She'd been performing fine ever since.
She freshened her lip color. Sat back. Studied the mirror.
Better. Tired, yes - she looked tired, and tired was acceptable, tired was a thing you mentioned once with a wave of your hand and people moved on. She was not going to walk into the Blackwood house looking like this. She was not going to sit at their table, surrounded by the warm noise of a family that actually worked, and make Thanksgiving about her grief.
She pulled back onto the road.
She was going to eat Margaret's turkey and laugh at Thomas's terrible jokes and let her closest friend Megan drag her into at least two arguments about nothing important, and she was going to be fine. That was what the Blackwood house did. That was what it had always done for her.

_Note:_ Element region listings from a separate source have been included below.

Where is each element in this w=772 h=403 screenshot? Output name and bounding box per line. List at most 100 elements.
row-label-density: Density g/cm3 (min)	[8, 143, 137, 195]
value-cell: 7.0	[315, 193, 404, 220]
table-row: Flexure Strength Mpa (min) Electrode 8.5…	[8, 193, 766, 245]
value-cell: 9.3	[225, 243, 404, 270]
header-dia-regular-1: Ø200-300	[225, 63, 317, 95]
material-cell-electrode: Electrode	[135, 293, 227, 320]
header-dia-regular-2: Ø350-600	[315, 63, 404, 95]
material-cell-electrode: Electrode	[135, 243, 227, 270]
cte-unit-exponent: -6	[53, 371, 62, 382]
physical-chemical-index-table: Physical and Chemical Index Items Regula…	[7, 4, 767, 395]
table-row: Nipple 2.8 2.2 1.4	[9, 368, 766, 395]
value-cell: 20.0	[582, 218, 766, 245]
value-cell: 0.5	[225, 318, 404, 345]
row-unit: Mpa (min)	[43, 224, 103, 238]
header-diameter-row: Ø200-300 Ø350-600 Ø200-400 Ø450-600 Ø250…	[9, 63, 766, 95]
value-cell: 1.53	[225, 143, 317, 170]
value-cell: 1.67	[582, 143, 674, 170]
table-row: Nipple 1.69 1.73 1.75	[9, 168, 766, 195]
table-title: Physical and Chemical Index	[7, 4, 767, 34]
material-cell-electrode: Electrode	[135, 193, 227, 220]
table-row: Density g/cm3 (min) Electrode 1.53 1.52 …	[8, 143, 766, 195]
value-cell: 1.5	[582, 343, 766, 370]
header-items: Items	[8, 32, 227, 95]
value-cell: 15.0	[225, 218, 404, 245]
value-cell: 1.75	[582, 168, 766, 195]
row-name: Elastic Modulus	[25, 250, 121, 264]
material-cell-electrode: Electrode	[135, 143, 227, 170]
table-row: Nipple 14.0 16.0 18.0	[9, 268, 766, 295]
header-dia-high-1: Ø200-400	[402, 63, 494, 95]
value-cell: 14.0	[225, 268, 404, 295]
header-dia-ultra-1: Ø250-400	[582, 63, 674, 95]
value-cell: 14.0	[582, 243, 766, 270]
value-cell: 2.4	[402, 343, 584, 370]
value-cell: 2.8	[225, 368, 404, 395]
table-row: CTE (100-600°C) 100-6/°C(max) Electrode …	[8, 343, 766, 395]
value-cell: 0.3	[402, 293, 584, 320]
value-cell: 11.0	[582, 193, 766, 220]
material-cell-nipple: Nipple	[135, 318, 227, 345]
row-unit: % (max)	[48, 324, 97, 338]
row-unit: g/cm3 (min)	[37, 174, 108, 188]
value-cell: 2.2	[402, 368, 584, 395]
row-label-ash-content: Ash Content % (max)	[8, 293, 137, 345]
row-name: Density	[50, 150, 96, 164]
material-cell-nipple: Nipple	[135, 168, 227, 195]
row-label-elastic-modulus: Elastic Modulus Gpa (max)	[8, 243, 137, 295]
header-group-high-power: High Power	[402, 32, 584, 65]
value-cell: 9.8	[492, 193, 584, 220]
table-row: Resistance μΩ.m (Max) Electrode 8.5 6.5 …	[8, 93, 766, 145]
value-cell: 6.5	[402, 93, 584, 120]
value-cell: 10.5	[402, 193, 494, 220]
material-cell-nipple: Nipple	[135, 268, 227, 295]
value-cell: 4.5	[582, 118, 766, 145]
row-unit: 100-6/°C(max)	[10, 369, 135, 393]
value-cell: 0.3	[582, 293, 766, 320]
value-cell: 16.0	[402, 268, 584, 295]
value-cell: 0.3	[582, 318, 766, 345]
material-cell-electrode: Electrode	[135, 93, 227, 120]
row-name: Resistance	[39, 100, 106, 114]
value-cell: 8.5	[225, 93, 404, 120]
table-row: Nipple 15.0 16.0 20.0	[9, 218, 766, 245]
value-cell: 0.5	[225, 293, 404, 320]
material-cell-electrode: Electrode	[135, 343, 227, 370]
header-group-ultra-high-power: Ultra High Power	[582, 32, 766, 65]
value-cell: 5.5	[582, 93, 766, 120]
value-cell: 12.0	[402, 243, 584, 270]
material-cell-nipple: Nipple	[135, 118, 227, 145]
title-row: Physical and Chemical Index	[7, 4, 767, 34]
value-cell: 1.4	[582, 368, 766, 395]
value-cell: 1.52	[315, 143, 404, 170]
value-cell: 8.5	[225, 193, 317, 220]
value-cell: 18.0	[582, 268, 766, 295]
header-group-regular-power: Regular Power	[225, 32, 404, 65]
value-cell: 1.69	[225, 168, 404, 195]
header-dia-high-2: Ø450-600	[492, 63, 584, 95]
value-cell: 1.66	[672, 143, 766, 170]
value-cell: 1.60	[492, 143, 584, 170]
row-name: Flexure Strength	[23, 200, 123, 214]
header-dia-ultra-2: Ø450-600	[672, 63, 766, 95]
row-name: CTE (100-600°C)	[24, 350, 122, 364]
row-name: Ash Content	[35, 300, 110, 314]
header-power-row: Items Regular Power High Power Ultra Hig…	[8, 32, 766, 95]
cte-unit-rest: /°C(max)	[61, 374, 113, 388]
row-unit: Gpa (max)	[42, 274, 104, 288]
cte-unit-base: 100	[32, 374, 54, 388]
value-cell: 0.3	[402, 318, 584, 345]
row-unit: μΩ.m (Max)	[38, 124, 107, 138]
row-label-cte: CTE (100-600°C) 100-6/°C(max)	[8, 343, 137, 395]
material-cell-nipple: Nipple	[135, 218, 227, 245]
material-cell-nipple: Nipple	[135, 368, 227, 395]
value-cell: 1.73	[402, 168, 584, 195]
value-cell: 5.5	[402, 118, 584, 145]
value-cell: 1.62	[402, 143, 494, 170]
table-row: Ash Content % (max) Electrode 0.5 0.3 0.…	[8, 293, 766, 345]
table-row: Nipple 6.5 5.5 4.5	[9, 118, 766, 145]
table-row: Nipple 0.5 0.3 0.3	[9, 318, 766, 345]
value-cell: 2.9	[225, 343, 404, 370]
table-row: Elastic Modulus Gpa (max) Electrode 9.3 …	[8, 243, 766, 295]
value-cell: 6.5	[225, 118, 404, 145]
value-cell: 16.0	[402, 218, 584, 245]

She was almost looking forward to it.
She could hear the noise before she cut the engine - voices, laughter, the early stages of what sounded like a specific argument - and she sat for one moment more, hand on the door handle.
You're okay, she told herself. This is your family. They don't need to know about the rest.
She pushed the door open.
Something hit the window directly beside her head, and she shrieked.
It was a golden retriever. Enormous, enthusiastic, utterly unrepentant, both front paws planted on the car door, tongue working at the glass with industrial commitment, tail going so fast it was nearly invisible.
"Biscuit." The voice came from two feet away - level, faintly amused. "Off."
The dog dropped to the ground. Her tail did not slow. Natalie pressed one hand to her sternum, heart still halfway up her throat, and looked up.
Sebastian Blackwood stood in the driveway with a leash in his hand, wearing a dark green jacket over a grey henley, watching her with an expression that was mostly patience and a small amount of poorly suppressed amusement.
She blinked.
When had he gotten so tall?
She kept a version of Sebastian in her head - the one from when Megan had first introduced him, the summer he was seventeen, still slightly awkward in his limbs the way boys were just before they figured out how to carry themselves. That version was maybe five-nine, still figuring out what to do with his hands. The person standing in front of her was close to six feet, broad through the shoulders, with the same dark eyes as his sister but steadier somehow, more settled, like he'd decided somewhere along the way who he was going to be and had simply gone ahead and become that person.
She stepped out of the car. Biscuit immediately planted both paws on her knees.
"Hi." She grabbed her face in both hands and let her wash whatever was left of her composure with sloppy, devoted enthusiasm. Something in her chest loosened. It was genuinely impossible to feel hollow when an animal was this happy to see you - it wasn't performative, it wasn't scheduled, it was just immediate and unconditional. "Hi, you lunatic. Okay. Yes. I missed you too."